ADF&G determines fishing regulations based on the individual needs and expectations of each region.
“We realized in early April that our allocation was going to be substantially reduced this year,” Ericksen said. “There will be some surplus fish returning to the area north of Taiya, but not a lot. We are trying to develop a brood stock from the Tahini River for both Skagway hatcheries and for Gastineau (near Juneau).”
Pat Moore, chairman of the fish hatchery oversight committee with the city, said most of this area’s king salmon return between June and the first part of August anyway.
“I don’t think (the Sept. ban on keeping Chinooks) would change much at all,” Moore said. “Most of our fish come in before that. Unless people from Haines come up (to fish). That would change our numbers.”
Though he understands why the fishing restrictions are in place, Donahue supports the needs of local charter fishermen.
“A few years ago when 400,000 people came through Skagway, shutting down was not even in people’s minds,” he said. “This summer 600,000 people will be here, next year another 50,000, the next year another 50,000. Sometimes you have to put limits.
“But I agree with our fishermen because when all you have is king salmon and nothing to fall back on, maybe special consideration is warranted.”
Local charter captain Glen Mitchell of Chocktaw Charters and Angler’s Choice Sportfishing manager Darren E. Dindinger said they believe this area should be exempt from any further chinook restrictions.
“When you talk about fish,” Mitchell said, “that’s all we have here. Consideration should be given to this area. Other areas have other fish. All we have is king salmon.”
Between 50 and 60 percent of the fishermen who charter with him want something tangible to send home, Mitchell estimates.

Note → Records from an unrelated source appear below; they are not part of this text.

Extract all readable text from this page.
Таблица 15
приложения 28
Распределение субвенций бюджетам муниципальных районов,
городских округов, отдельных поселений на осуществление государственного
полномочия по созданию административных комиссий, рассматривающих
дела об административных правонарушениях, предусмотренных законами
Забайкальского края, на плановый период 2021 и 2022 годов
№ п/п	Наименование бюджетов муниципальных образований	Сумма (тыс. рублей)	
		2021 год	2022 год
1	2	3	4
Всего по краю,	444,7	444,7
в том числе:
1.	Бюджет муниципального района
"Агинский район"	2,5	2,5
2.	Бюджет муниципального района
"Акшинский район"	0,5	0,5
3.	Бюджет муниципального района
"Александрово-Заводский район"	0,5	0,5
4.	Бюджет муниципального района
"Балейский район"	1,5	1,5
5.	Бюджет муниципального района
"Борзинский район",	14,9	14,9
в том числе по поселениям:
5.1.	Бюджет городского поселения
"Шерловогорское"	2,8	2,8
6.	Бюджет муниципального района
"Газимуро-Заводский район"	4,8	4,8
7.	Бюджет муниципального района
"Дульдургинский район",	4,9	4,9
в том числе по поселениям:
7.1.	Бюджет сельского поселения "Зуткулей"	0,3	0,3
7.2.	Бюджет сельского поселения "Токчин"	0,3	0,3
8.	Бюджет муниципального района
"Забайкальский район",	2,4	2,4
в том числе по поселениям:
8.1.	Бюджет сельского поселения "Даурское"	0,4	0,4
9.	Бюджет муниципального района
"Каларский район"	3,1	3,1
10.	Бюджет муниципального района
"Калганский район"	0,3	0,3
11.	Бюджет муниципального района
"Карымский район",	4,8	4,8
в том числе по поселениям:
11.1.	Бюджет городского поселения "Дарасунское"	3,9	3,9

Dindinger said he appreciates what the ADF&G is trying to do, but his business, which is primarily booked on cruise ships, depends on giving people what they expect.
“It’s some people’s boyhood dreams to fish in Alaskan waters – people on cruise ships pay thousands of dollars to fish in these waters,” Dindinger said. “(It’s like if you) tell someone they can tour around the grocery store and not buy anything. It’s just going to make them hungry and they’re not going to come back.”
People pay around $165 for a half-day tour because they appreciate the expertise of the captains and the experience of being chartered.
“I’m no more than like a taxicab with a little more expertise,” Mitchell said. “It just seems unfair to me that some people don’t own a boat and will never own a boat because they want to come to Choctaw Fishing or Skagway Fishing, and we’re being punished for that.”